Goal 3 uses single points of access and multidisciplinary models to divert at least 25% of outpatient referrals in at least 10 high‑volume specialties by March 2027, while shifting follow‑up activity into neighbourhoods and cutting follow‑ups by at least 10%.

Goal 4 ties neighbourhood models explicitly to UEC performance, seeking flat or reduced non‑elective admissions for priority cohorts, improved 4‑hour A&E performance to 82% by March 2027 and 85% longer term, and fewer low‑acuity ambulance conveyances.

Goal 5 introduces new neighbourhood‑level patient‑reported experience/outcome measures and staff experience metrics from 2026/27, with trajectories for improvement and an expectation that 95% of people with complex needs have an agreed care plan by 2027.

Health and wellbeing boards (HWBs) are central to neighbourhood governance, jointly leading with ICBs on neighbourhood health plans, setting local outcome measures across the life course, and aligning with JSNAs and adult social care priorities.

Local goals must dovetail with wider public service reform programmes (Best Start in Life, Family Hubs, SEND reform, Young Futures Hubs, Families First, Pride in Place, Get Britain Working, Pathways to Work and homelessness/housing reforms) to address wider determinants of health.

The framework requires HWBs, ICBs and local authorities to link neighbourhood health to specific adult social care outcomes, including enabling people to live at home, reducing care home admissions, and improving satisfaction for service users and carers.

Delivery is structured around three reform agendas: improving routine care for everyone, improving proactive care for people with complex needs, and delivering robust alternatives to hospital‑based care at neighbourhood level.

General practice is described as the bedrock of neighbourhood health, with commitments to GP access recovery, enhanced digital access, improved diagnostics, reduced bureaucracy via the “Red Tape Challenge”, and stronger primary–secondary care interfaces.

The framework promotes significant expansion of community pharmacy roles (e.g.

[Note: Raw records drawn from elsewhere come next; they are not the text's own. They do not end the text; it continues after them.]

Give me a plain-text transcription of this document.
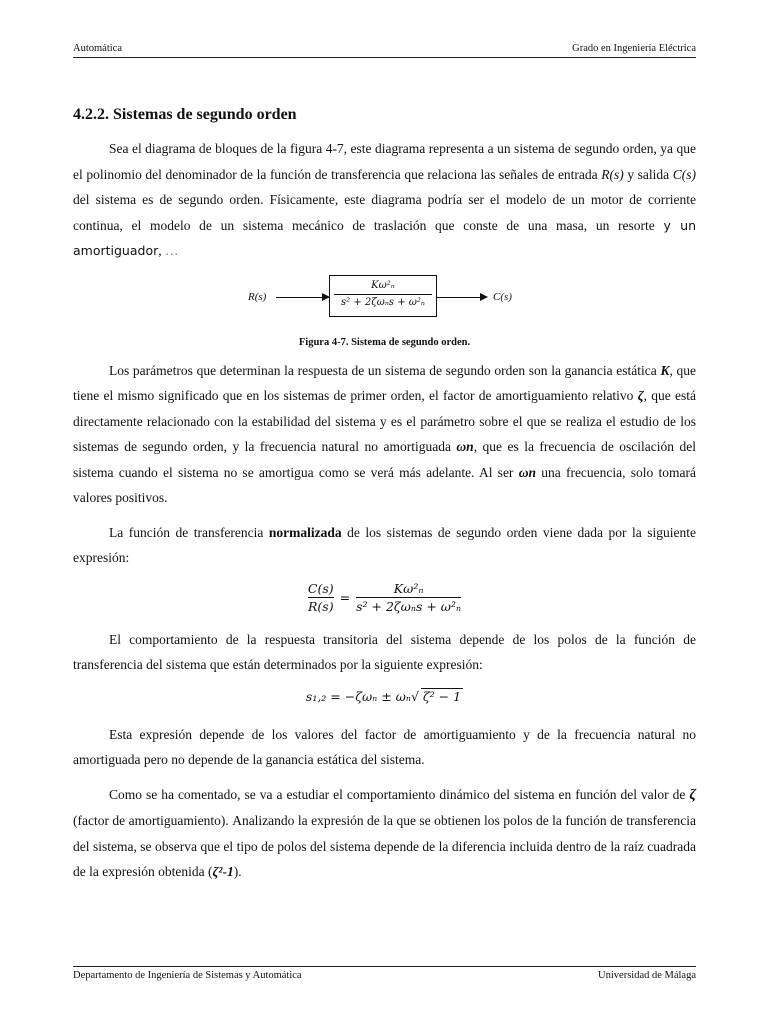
Automática	Grado en Ingeniería Eléctrica
4.2.2. Sistemas de segundo orden

Sea el diagrama de bloques de la figura 4-7, este diagrama representa a un sistema de segundo orden, ya que el polinomio del denominador de la función de transferencia que relaciona las señales de entrada R(s) y salida C(s) del sistema es de segundo orden. Físicamente, este diagrama podría ser el modelo de un motor de corriente continua, el modelo de un sistema mecánico de traslación que conste de una masa, un resorte y un amortiguador, …

R(s)
Kω²ₙ
s² + 2ζωₙs + ω²ₙ	C(s)
Figura 4-7. Sistema de segundo orden.

Los parámetros que determinan la respuesta de un sistema de segundo orden son la ganancia estática K, que tiene el mismo significado que en los sistemas de primer orden, el factor de amortiguamiento relativo ζ, que está directamente relacionado con la estabilidad del sistema y es el parámetro sobre el que se realiza el estudio de los sistemas de segundo orden, y la frecuencia natural no amortiguada ωn, que es la frecuencia de oscilación del sistema cuando el sistema no se amortigua como se verá más adelante. Al ser ωn una frecuencia, solo tomará valores positivos.

La función de transferencia normalizada de los sistemas de segundo orden viene dada por la siguiente expresión:

$\frac{C(s)}{R(s)} = \frac{\text{Kω²ₙ}}{\text{s² + 2ζωₙs + ω²ₙ}}$

El comportamiento de la respuesta transitoria del sistema depende de los polos de la función de transferencia del sistema que están determinados por la siguiente expresión:

s₁,₂ = −ζωₙ ± ωₙ√ ζ² − 1

Esta expresión depende de los valores del factor de amortiguamiento y de la frecuencia natural no amortiguada pero no depende de la ganancia estática del sistema.

Como se ha comentado, se va a estudiar el comportamiento dinámico del sistema en función del valor de ζ (factor de amortiguamiento). Analizando la expresión de la que se obtienen los polos de la función de transferencia del sistema, se observa que el tipo de polos del sistema depende de la diferencia incluida dentro de la raíz cuadrada de la expresión obtenida (ζ²-1).

Departamento de Ingeniería de Sistemas y Automática	Universidad de Málaga
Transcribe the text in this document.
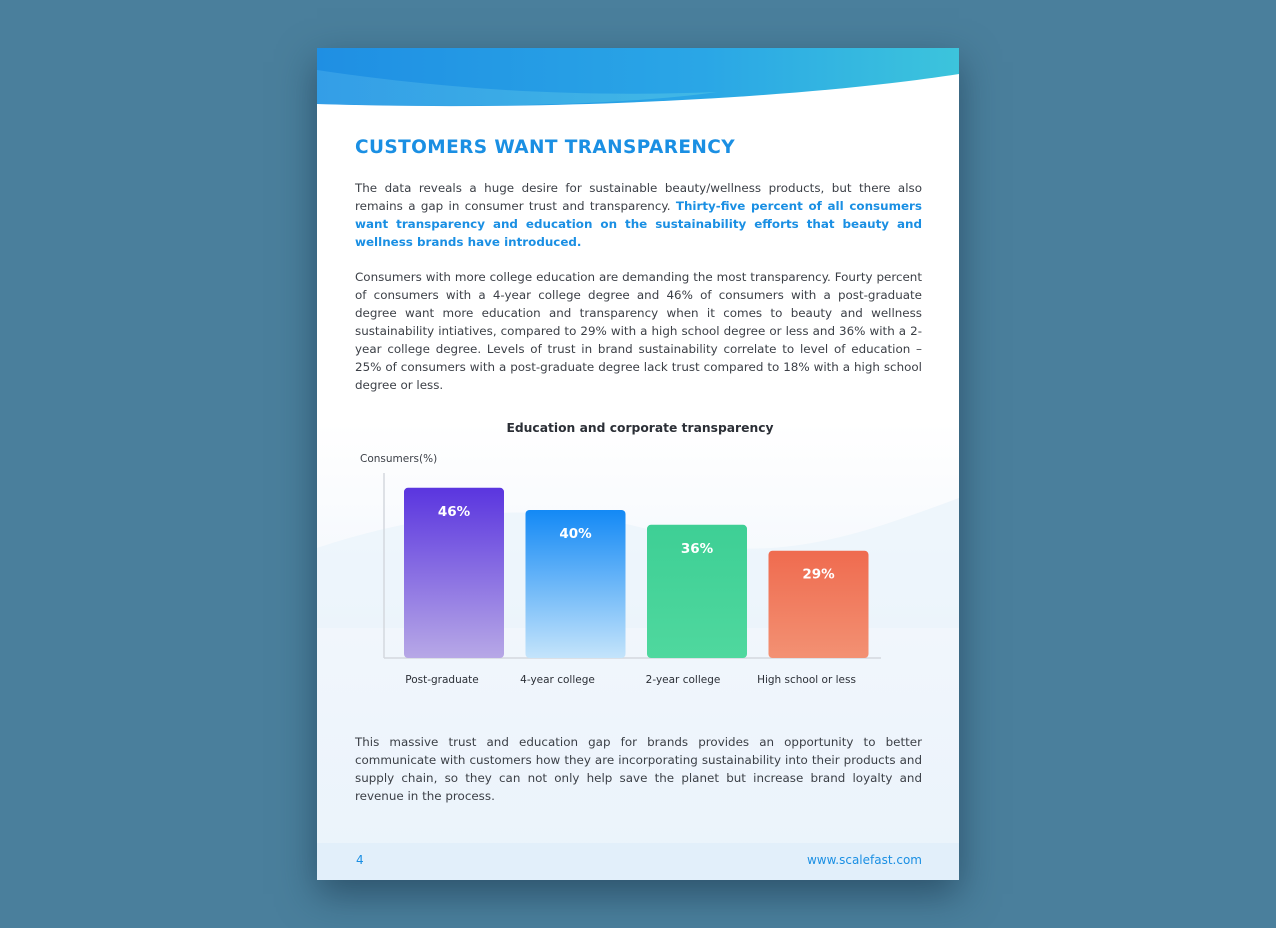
CUSTOMERS WANT TRANSPARENCY

The data reveals a huge desire for sustainable beauty/wellness products, but there also remains a gap in consumer trust and transparency. Thirty-five percent of all consumers want transparency and education on the sustainability efforts that beauty and wellness brands have introduced.

Consumers with more college education are demanding the most transparency. Fourty percent of consumers with a 4-year college degree and 46% of consumers with a post-graduate degree want more education and transparency when it comes to beauty and wellness sustainability intiatives, compared to 29% with a high school degree or less and 36% with a 2-year college degree. Levels of trust in brand sustainability correlate to level of education – 25% of consumers with a post-graduate degree lack trust compared to 18% with a high school degree or less.

Education and corporate transparency
Consumers(%)
46%
Post-graduate
40%
4-year college
36%
2-year college
29%
High school or less

This massive trust and education gap for brands provides an opportunity to better communicate with customers how they are incorporating sustainability into their products and supply chain, so they can not only help save the planet but increase brand loyalty and revenue in the process.

4	www.scalefast.com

Pharmacy First, contraception, blood pressure, smoking cessation, prescribing‑based services), leveraging the 2026 independent prescribing qualification for newly‑qualified pharmacists.

Integrated neighbourhood teams (INTs) are the main vehicle for proactive, multi‑professional, person‑centred care, locally defined but expected to focus initially on frailty/end‑of‑life, multiple long‑term conditions and children and young people.

National contracts and funding flows will be adjusted so ICBs can commission INTs at the right scale, aligning physical and mental health care, and integrating with social care and VCSE provision where appropriate.

Implementation in 2026/27 centres on establishing foundational “minimum interventions” everywhere, with local neighbourhood health plans for 2027/28 and support from a National Neighbourhood Health Implementation Programme.

A common outcomes and metrics framework, plus early financial incentives and archetype governance models, are intended to bring consistency while preserving local flexibility in delivery models.

The framework is explicitly iterative: it will be regularly updated based on learning from local systems, with an expectation that neighbourhood health becomes a primary route to regaining public confidence in the NHS through visibly improved access and continuity of care.